XASM-3 (Image: Wiki Commons) |
By Ben Rimland
The U.S. Navy’s traditional blue-water advantage in the Asia-Pacific is at risk. Japan can help.
With the venerable RGM-84 Harpoon growing rather long in the tooth, the U.S. Navy has begun searching in earnest for a new and cutting-edge anti-ship missile (ASM) in both air and ship-launched varieties. Unsurprisingly, the Navy has looked to further evolutions of two legacy weapons systems, the Tomahawk and Harpoon, to replace its fleet of 1980s-vintage weapons.
Of course, weapons procurement – especially for the world’s greatest maritime superpower – does not occur in a vacuum. While the Navy has distressingly neglected to construct new warships with organic Harpoon capability since 1999, China, Russia, and other adversaries have begun fielding advanced supersonic, long-ranged ASM like the SSN-27A Sizzler, the YJ-18, and other such weapons. America’s longtime technological and quantitative edge in wielding a “big stick” in the Asia-Pacific, then, is eroding at supersonic speeds.
Much has been written about the development of Lockheed’s Long Range Anti-Ship Missile (LRASM) and the possibility of fielding a competition between it and a next-generation Tomahawk modified for maritime attack. The Navy can and should encourage the development of these weapons, which maintain sophisticated capabilities like highly independent inertial navigation, data interlink, and in the case of the LRASM, a stealthy design for operation in an A2/AD environment. Their long range makes each choice, along with the Norwegian Naval Strike Missile, good options for increasing the range of U.S. ASM capability.

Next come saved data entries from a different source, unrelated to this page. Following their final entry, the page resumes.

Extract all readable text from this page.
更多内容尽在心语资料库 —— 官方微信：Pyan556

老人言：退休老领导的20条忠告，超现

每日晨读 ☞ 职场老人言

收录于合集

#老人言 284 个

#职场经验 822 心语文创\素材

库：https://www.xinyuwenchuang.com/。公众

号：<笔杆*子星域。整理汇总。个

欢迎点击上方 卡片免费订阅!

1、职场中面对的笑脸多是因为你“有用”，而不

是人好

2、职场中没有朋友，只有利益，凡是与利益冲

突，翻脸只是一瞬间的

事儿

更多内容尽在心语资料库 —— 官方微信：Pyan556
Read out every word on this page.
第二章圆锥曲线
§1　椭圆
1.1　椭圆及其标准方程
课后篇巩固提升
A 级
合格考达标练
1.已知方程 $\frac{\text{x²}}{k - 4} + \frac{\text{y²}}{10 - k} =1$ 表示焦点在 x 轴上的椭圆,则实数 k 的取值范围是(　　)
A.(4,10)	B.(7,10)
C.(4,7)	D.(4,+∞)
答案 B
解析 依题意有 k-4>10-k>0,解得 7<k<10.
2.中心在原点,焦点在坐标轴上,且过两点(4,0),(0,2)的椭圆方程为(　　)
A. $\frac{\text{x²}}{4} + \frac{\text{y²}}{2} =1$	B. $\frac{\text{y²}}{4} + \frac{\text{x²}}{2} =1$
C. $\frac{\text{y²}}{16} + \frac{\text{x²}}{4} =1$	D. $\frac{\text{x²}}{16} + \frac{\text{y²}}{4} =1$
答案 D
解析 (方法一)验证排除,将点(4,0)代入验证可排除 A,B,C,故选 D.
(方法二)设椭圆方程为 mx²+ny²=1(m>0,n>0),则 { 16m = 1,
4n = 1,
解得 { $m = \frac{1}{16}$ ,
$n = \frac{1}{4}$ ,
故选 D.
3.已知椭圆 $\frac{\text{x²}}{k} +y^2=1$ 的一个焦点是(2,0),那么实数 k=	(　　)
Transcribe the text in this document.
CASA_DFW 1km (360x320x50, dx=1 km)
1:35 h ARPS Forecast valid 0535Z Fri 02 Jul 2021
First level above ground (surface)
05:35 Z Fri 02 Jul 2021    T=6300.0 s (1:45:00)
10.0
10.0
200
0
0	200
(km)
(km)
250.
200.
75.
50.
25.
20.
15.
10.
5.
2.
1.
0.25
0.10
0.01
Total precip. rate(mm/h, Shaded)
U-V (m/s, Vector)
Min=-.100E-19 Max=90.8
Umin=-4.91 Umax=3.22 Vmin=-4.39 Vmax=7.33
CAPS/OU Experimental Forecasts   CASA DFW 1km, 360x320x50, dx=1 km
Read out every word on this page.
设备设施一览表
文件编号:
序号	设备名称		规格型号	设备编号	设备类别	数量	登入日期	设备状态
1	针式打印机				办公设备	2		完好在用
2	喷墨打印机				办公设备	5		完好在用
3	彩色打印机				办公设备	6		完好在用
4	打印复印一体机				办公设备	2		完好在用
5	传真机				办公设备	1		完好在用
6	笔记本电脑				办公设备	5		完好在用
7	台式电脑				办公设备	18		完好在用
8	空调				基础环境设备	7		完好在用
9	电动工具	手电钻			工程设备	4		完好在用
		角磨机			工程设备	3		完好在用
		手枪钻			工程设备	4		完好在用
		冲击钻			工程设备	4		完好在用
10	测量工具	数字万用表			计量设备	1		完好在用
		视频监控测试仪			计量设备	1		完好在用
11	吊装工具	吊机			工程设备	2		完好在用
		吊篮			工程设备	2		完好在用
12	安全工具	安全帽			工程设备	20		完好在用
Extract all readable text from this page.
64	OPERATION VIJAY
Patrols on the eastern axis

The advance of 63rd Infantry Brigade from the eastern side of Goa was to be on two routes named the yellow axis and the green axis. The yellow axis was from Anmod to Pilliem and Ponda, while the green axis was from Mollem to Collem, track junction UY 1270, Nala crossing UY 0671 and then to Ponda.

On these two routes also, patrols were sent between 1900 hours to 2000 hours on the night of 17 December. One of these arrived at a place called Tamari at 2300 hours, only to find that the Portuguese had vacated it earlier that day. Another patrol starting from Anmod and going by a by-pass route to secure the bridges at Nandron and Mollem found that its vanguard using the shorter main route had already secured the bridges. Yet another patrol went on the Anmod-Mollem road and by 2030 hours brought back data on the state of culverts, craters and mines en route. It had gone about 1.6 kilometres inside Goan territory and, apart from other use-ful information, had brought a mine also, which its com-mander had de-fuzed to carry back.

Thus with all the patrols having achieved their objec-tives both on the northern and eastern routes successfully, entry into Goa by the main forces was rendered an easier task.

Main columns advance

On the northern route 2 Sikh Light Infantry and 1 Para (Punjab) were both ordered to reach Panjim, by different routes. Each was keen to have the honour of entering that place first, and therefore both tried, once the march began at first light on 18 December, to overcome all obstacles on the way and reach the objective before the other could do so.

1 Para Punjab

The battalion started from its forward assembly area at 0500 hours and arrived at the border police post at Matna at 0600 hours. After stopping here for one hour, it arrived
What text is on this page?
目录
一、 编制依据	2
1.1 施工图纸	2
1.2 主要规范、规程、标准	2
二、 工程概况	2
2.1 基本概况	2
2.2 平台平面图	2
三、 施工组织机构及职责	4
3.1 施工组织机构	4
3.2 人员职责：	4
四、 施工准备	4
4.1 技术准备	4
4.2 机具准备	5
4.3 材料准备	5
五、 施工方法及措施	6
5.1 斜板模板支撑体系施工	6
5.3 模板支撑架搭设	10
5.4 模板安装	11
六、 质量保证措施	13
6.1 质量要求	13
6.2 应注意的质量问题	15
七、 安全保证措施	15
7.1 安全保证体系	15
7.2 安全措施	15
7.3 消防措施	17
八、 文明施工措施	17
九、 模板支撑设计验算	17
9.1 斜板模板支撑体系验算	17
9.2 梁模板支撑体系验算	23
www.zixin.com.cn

What these missiles have in survivability and range, however, they lack in speed. Compared to the Chinese and Russian missiles, the LRASM and Tomahawk are only capable of subsonic operation. This is precisely why the Navy should, in addition to procuring the LRASM/Tomahawk, move to collaborate with Mitsubishi Heavy Industries (MHI) and the Japanese Ministry of Defense, the developers of the XASM-3.